Possibilities to obtain 10p by using coins of 1, 2, 5 and 10p

10

5+5

5+2+2+1

5+2+1+1+1

5+1+1+1+1+1

2+2+2+2+2

2+2+2+2+1+1

2+2+2+1+1+1+1

2+2+1+1+1+1+1+1

2+1+1+1+1+1+1+1+1

1+1+1+1+1+1+1+1+1+1

Possibilities to obtain 20p by using 1, 2, 5 and 10p coins:

20=10+10

Hence we can see that there are 11 possibilities to obtain it if added with a 10.

Now we will have;

5+5+5+5

5+5+5+2+2+1 etc. 2 times more

5+5+2+2+2+2+2, 5+5+2+2+2+2+1+1 etc. 4 times more

5+2+2+2+2+2+2+2+1 etc. 7 times more

2+2+2+2+2+2+2+2+2+2 etc. 10 times more

i.e. total answer =41

Solution by nota bene

Solution 2

Let P(n,k) be the no. of ways of making n using coins <=k. We make the following observations:

P(n,1) = 1 for all n.

P(1,2) = 1, P(2,2) = 2, P(n,2)=floor(n/2)+1 (using 0,1,2,...,floor(n/2) 2's).

P(10,5) = P(10,2)+P(5,2)+1 = 6 + 3 + 1 = 10 (first term is using no 5's, second term is using one 5, last term is using 2 fives. We will use a similar construction repeatedly later).

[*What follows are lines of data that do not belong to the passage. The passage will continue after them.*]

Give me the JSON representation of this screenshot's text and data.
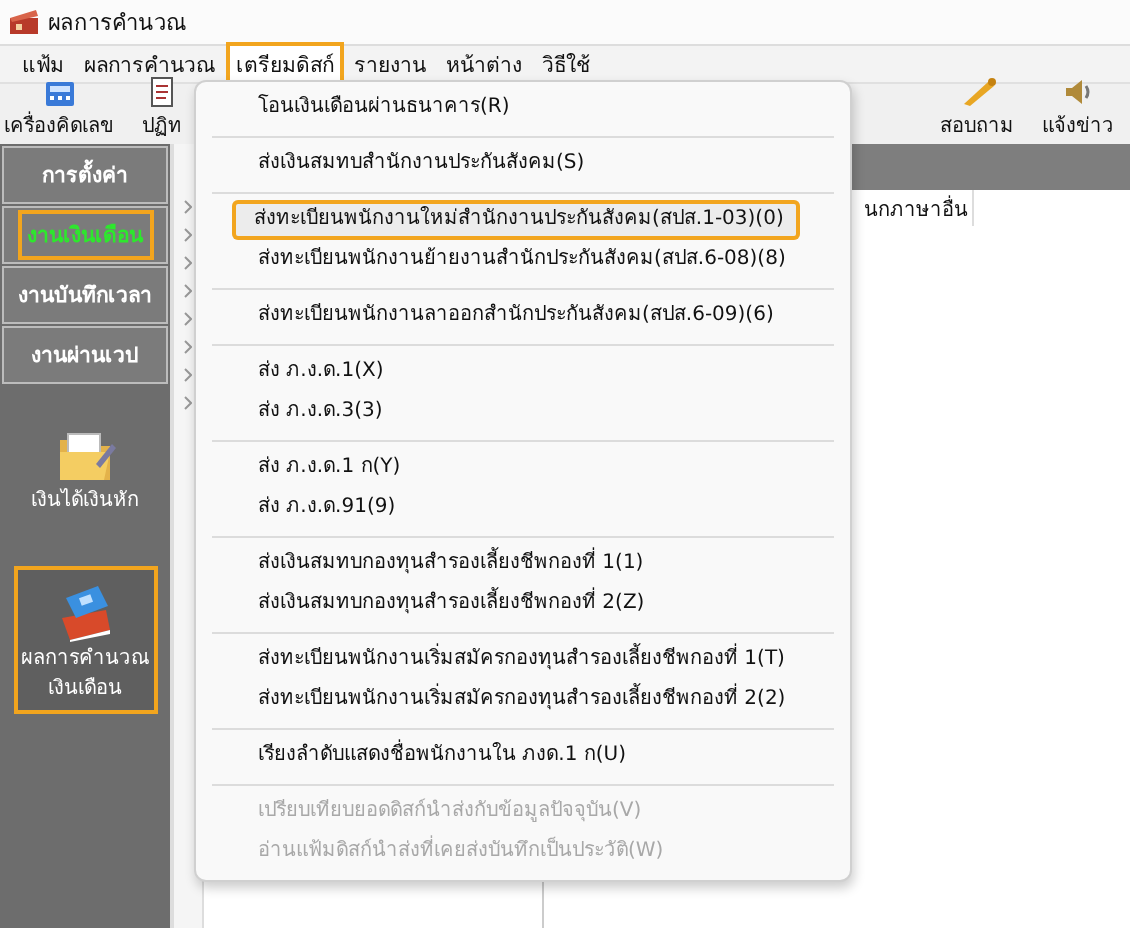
{
  "window": {
    "title": "ผลการคำนวณ"
  },
  "menu_bar": [
    {
      "label": "แฟ้ม",
      "selected": false
    },
    {
      "label": "ผลการคำนวณ",
      "selected": false
    },
    {
      "label": "เตรียมดิสก์",
      "selected": true
    },
    {
      "label": "รายงาน",
      "selected": false
    },
    {
      "label": "หน้าต่าง",
      "selected": false
    },
    {
      "label": "วิธีใช้",
      "selected": false
    }
  ],
  "toolbar": {
    "left": [
      {
        "label": "เครื่องคิดเลข",
        "kind": "calculator"
      },
      {
        "label": "ปฏิท",
        "kind": "calendar"
      }
    ],
    "right": [
      {
        "label": "สอบถาม",
        "kind": "pen"
      },
      {
        "label": "แจ้งข่าว",
        "kind": "speaker"
      }
    ]
  },
  "sidebar": {
    "tabs": [
      {
        "label": "การตั้งค่า",
        "selected": false
      },
      {
        "label": "งานเงินเดือน",
        "selected": true
      },
      {
        "label": "งานบันทึกเวลา",
        "selected": false
      },
      {
        "label": "งานผ่านเวป",
        "selected": false
      }
    ],
    "items": [
      {
        "lines": [
          "เงินได้เงินหัก"
        ],
        "kind": "folder",
        "selected": false
      },
      {
        "lines": [
          "ผลการคำนวณ",
          "เงินเดือน"
        ],
        "kind": "money",
        "selected": true
      }
    ]
  },
  "table": {
    "column_header": "นกภาษาอื่น"
  },
  "dropdown_menu": {
    "groups": [
      [
        {
          "label": "โอนเงินเดือนผ่านธนาคาร(R)",
          "selected": false,
          "disabled": false
        }
      ],
      [
        {
          "label": "ส่งเงินสมทบสำนักงานประกันสังคม(S)",
          "selected": false,
          "disabled": false
        }
      ],
      [
        {
          "label": "ส่งทะเบียนพนักงานใหม่สำนักงานประกันสังคม(สปส.1-03)(0)",
          "selected": true,
          "disabled": false
        },
        {
          "label": "ส่งทะเบียนพนักงานย้ายงานสำนักประกันสังคม(สปส.6-08)(8)",
          "selected": false,
          "disabled": false
        }
      ],
      [
        {
          "label": "ส่งทะเบียนพนักงานลาออกสำนักประกันสังคม(สปส.6-09)(6)",
          "selected": false,
          "disabled": false
        }
      ],
      [
        {
          "label": "ส่ง ภ.ง.ด.1(X)",
          "selected": false,
          "disabled": false
        },
        {
          "label": "ส่ง ภ.ง.ด.3(3)",
          "selected": false,
          "disabled": false
        }
      ],
      [
        {
          "label": "ส่ง ภ.ง.ด.1 ก(Y)",
          "selected": false,
          "disabled": false
        },
        {
          "label": "ส่ง ภ.ง.ด.91(9)",
          "selected": false,
          "disabled": false
        }
      ],
      [
        {
          "label": "ส่งเงินสมทบกองทุนสำรองเลี้ยงชีพกองที่ 1(1)",
          "selected": false,
          "disabled": false
        },
        {
          "label": "ส่งเงินสมทบกองทุนสำรองเลี้ยงชีพกองที่ 2(Z)",
          "selected": false,
          "disabled": false
        }
      ],
      [
        {
          "label": "ส่งทะเบียนพนักงานเริ่มสมัครกองทุนสำรองเลี้ยงชีพกองที่ 1(T)",
          "selected": false,
          "disabled": false
        },
        {
          "label": "ส่งทะเบียนพนักงานเริ่มสมัครกองทุนสำรองเลี้ยงชีพกองที่ 2(2)",
          "selected": false,
          "disabled": false
        }
      ],
      [
        {
          "label": "เรียงลำดับแสดงชื่อพนักงานใน  ภงด.1 ก(U)",
          "selected": false,
          "disabled": false
        }
      ],
      [
        {
          "label": "เปรียบเทียบยอดดิสก์นำส่งกับข้อมูลปัจจุบัน(V)",
          "selected": false,
          "disabled": true
        },
        {
          "label": "อ่านแฟ้มดิสก์นำส่งที่เคยส่งบันทึกเป็นประวัติ(W)",
          "selected": false,
          "disabled": true
        }
      ]
    ]
  }
}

P(10,10) = P(10,5)+1 = 11. (first term using no 10s, 2nd term using 1 10).

For the 2nd part:

P(20,5)=P(20,2)+P(15,2)+P(10,2)+P(5,2)+1 = 11 + 8 + 6 + 3 + 1 = 29

P(20,10) = P(20,5)+P(10,5)+1 = 29 + 10 + 1 = 40

P(20,20) = P(20,10)+1 = 41.

Solution by DFranklin

Solution 3

There is also a solution on page 21 of Stephen Siklos' Advanced Problems in Core Mathematics.